A series of talks and workshops have been taking place across the Midlands looking at the potential of the Night-time Economy in the region. The purpose is to start discussions, share ideas, and bring together regional stakeholders from tourism, enterprise, local government and the arts, with the goal of shaping and changing our towns and our region at night. The workshops are intended to shine a light on potential ways of collaborating to make this happen, and also to re-examine just what we mean when we say ‘the night’.
Co-organised by the Midlands Regional Enterprise Plan, Midlands Ireland and Technological University of the Shannon, with County Tourism teams, evening workshops are taking place in the principal towns of the region. International, national and local perspectives are brought together on emerging trends and initiatives in relation to the night-time economy to encourage new programmes, new partnerships and new thinking here in the Midlands.
Tourism opportunities for business, arts and culture
Hosting the workshops are International tourism expert Professor Terry Stevens and Dr.
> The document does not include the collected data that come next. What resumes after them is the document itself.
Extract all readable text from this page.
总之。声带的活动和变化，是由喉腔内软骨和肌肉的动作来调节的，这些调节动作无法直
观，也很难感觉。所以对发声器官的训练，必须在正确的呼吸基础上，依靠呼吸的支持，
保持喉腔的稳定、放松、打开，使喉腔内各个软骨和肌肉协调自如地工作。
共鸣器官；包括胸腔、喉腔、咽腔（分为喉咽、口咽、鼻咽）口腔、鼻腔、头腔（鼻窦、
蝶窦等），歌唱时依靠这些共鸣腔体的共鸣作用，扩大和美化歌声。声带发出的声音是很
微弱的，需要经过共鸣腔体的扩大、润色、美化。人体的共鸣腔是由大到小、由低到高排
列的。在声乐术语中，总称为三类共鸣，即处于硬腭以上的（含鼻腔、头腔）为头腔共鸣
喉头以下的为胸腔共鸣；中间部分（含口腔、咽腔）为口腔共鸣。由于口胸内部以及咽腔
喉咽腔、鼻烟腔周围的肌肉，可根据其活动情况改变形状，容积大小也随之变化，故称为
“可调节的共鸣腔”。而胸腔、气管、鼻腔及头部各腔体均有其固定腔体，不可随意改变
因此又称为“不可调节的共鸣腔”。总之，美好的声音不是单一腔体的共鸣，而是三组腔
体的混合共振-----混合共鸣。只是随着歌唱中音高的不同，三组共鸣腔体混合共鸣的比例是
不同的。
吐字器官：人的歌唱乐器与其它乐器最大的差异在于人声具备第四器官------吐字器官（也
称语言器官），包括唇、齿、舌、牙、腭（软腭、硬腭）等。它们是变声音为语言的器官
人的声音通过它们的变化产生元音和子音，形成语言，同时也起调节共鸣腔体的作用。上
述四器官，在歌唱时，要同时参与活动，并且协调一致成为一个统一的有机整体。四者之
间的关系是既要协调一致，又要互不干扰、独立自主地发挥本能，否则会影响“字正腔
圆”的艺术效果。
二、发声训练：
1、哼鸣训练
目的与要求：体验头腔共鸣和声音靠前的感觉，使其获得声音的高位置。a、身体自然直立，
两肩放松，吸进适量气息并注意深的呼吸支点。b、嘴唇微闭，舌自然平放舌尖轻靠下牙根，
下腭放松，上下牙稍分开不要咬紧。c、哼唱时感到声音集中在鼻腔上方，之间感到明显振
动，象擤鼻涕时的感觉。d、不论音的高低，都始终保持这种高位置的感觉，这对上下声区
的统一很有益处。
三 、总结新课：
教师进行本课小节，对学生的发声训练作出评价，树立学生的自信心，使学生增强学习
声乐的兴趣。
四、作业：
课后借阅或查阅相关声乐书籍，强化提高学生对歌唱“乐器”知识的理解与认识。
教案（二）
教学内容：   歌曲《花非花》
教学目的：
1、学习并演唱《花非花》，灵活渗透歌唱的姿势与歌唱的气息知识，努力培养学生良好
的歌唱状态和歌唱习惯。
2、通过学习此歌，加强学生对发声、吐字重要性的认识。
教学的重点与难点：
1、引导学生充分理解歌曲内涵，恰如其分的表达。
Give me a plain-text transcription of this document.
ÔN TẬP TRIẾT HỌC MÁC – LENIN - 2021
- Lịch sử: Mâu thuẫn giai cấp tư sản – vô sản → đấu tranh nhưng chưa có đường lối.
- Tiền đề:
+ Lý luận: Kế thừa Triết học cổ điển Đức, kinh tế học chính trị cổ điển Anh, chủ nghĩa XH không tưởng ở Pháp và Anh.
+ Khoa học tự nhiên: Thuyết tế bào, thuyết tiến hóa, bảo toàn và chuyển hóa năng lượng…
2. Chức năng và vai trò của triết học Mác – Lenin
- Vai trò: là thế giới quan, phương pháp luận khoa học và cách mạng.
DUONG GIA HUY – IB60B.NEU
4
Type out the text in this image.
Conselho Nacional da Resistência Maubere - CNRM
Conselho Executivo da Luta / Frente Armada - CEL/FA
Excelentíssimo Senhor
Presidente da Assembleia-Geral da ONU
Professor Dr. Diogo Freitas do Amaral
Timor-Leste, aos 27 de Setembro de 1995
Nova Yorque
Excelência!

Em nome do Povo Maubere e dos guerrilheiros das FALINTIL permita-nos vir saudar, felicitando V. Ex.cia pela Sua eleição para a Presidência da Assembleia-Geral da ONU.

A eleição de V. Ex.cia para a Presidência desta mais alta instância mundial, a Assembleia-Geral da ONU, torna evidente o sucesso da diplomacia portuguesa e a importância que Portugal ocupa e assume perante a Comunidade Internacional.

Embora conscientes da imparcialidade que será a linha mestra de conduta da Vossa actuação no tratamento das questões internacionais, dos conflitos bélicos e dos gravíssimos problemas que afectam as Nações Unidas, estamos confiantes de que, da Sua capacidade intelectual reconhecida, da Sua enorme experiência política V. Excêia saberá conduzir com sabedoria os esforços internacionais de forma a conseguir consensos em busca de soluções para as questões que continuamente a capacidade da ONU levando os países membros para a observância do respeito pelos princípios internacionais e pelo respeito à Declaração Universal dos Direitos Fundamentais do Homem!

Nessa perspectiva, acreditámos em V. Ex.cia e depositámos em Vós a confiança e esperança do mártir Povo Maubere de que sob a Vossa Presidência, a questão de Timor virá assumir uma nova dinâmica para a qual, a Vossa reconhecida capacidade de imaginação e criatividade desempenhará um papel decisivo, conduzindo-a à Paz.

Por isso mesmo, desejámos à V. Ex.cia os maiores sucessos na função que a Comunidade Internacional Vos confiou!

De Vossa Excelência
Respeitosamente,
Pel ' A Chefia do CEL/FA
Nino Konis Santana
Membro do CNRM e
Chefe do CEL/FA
Tony Johnston, Director of Research Development in the Faculty of Business and Hospitality at TUS Athlone. Key to the workshops is defining the meaning of the night time economy, which can be considered to be anything from 6 in the evening until 6 in the morning, going beyond just light or dark. Internationally, it is estimated that up to 60% of tourism spend is incurred between 5pm and 11.30pm, showing the potential of a more rounded evening offering that goes beyond Food and Drink.
The opportunities for the Midlands region vary from increased business, arts and cultural offerings in our towns in the evenings, to the potential for Dark Skies tourism in our more rural areas at night. The workshop series is intended as a starting point in developing a night time economy strategy for the Midlands, fostering innovation and collaborative thinking from stakeholders across the region to develop unique offerings for residents and tourists alike which reimagine our towns and natural amenities once the light begins to fade.